Q: Jason, thanks for doing this interview with us. Congratulations on the release of your new EP "Disorder." This new EP is part of a trilogy of records. Tell us about this trilogy of music you are releasing?

I'm releasing a project called "Order Disorder Reorder" in three parts over the course of a year exploring the journey of transformation that so often takes us through those stages.

Order is where we are when what we want and expect to happen is happening. It's when we're more or less settled into the things we've learned in life thus far. Order is great! We spend a lot of time and energy trying to create order in our lives, as we should. But order can become a problem when we love it too much and make an idol out of it. We may unconsciously begin to protect our order from anything that would disrupt it, including new learning! So order becomes a problem when we stop learning anything new.

Cue disorder, the antidote to order. Disorder is when things fall apart, whether that's through a job loss, a relationship that breaks down, or even a global pandemic. Disorder turns our life upside down and reminds us that we aren't as in control as we thought, and our answers aren't as sufficient as we hoped. It can be painful and confusing, but it may drive us to cling to God in a way that we haven't in a while, and it can break us open enough so that new wisdom can get in.

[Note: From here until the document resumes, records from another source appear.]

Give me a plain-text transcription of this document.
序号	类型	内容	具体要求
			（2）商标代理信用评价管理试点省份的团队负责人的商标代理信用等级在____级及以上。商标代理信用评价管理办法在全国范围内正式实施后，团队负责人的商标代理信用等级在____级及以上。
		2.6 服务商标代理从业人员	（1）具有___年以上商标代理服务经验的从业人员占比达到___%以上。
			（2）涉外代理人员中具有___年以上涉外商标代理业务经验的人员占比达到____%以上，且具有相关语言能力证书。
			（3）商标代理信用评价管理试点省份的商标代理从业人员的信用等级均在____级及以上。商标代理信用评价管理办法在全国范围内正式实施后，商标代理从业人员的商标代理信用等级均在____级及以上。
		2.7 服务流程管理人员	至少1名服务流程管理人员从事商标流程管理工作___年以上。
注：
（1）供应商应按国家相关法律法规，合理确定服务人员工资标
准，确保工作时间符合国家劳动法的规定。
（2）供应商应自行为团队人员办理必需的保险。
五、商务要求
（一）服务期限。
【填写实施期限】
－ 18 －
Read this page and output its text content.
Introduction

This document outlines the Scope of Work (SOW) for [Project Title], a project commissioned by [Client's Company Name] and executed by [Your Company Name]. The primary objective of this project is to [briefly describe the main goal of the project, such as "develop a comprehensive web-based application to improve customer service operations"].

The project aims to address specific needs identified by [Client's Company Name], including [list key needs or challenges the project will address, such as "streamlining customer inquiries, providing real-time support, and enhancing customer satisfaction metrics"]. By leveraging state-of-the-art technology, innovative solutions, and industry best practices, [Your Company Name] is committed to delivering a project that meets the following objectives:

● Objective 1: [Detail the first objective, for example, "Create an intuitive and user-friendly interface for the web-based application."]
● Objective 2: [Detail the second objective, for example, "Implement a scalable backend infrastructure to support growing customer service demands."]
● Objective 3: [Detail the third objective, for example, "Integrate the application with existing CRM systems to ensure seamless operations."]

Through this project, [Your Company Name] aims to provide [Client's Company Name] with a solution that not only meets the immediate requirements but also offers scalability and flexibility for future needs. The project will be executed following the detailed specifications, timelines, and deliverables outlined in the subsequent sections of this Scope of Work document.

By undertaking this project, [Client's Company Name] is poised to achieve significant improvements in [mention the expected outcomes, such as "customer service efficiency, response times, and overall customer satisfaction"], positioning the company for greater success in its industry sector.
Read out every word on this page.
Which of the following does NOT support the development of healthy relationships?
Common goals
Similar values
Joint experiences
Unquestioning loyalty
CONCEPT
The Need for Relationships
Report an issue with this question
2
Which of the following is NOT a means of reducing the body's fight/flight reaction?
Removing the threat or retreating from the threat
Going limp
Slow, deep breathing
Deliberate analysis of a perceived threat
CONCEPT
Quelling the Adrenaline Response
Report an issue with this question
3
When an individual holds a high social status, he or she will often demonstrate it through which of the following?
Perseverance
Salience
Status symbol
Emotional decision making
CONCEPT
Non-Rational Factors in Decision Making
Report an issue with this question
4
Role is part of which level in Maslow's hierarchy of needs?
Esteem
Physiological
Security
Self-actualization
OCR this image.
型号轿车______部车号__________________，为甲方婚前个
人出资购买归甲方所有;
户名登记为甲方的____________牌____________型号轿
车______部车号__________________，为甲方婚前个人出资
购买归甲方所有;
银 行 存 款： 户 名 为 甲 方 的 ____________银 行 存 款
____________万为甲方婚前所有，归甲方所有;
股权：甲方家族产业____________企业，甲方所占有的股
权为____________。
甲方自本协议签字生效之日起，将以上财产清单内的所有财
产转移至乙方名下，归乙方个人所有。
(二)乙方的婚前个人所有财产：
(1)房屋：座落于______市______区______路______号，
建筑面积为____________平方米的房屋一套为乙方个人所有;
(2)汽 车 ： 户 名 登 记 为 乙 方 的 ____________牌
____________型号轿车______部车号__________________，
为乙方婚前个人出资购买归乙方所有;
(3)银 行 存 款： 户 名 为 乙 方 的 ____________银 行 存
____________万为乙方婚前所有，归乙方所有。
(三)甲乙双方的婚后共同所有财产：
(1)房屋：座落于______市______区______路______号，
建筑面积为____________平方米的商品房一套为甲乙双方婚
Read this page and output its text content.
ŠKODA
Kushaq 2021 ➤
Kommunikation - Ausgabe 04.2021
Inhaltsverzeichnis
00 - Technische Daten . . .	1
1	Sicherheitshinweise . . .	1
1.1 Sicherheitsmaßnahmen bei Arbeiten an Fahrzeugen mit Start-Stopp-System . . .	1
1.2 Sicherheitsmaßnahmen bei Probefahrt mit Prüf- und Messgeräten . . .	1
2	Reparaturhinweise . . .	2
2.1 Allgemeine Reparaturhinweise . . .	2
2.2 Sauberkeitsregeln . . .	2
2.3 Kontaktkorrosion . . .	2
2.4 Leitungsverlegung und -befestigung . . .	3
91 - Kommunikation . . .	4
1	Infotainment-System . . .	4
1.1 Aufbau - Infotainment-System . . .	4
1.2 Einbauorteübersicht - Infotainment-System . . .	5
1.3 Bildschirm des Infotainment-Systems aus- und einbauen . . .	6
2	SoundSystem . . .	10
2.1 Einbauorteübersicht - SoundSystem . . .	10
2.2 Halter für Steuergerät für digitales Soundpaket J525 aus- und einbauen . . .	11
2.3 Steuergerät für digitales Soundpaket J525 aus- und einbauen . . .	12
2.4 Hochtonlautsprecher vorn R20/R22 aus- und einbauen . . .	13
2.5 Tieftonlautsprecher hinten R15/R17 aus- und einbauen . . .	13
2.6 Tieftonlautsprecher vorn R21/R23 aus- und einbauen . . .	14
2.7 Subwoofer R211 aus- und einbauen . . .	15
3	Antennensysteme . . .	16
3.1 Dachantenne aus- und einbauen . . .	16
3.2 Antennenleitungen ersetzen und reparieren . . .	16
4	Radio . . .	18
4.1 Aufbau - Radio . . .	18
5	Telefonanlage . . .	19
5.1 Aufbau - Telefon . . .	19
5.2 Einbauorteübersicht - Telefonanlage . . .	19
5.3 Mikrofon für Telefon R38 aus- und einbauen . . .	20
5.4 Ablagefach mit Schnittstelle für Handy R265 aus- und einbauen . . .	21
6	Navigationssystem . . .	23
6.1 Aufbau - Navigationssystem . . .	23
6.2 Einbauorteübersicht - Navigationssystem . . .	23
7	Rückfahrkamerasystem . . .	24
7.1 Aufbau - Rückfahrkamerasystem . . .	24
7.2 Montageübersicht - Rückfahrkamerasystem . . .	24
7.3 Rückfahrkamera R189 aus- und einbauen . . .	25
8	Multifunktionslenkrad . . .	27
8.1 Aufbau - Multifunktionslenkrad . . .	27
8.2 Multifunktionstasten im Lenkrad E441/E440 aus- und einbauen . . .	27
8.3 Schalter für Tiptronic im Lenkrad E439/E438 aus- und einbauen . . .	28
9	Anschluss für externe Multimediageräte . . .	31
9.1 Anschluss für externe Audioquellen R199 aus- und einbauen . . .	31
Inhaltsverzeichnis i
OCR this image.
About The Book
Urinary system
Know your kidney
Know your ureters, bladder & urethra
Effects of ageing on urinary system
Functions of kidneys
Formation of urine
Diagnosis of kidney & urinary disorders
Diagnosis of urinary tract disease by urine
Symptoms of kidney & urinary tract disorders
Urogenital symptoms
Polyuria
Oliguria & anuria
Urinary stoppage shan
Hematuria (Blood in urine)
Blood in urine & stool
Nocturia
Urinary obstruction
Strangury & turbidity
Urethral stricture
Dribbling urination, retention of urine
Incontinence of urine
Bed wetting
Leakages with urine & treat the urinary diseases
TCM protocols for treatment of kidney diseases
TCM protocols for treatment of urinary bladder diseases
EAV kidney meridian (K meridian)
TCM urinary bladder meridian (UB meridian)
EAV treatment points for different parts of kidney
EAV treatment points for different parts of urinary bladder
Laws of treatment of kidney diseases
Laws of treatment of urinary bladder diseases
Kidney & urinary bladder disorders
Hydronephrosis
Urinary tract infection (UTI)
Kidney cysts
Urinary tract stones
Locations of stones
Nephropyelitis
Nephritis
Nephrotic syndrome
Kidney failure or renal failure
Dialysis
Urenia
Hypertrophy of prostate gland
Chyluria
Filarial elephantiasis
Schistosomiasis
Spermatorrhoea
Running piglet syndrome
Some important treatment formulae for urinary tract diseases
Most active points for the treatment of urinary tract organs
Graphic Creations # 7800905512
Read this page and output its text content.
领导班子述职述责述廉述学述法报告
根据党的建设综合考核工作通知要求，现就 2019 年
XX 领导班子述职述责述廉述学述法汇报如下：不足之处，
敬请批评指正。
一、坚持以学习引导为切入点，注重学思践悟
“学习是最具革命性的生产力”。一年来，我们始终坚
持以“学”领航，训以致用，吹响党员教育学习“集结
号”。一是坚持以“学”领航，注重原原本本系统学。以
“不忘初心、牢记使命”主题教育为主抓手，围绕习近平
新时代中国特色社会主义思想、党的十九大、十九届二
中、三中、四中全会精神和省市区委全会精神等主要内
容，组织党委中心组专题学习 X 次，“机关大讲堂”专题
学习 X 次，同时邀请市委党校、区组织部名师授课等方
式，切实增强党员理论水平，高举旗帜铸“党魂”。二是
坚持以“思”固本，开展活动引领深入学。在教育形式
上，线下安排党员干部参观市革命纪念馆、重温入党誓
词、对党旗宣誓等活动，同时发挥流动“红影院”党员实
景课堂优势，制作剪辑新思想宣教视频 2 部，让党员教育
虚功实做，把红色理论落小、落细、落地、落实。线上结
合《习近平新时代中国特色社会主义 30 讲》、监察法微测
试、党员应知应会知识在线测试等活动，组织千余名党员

And, of course, that's the beginning of reorder, where we come out the other side of our difficulties kinder, stronger, wiser, more whole and humble.

The story of Saul's journey to becoming the apostle Paul is a powerful order disorder reorder journey. He thought he knew everything he needed to know, to the point where he felt justified persecuting those who didn't believe the way that he did. Encountering Christ disordered his whole life and set him on a new path.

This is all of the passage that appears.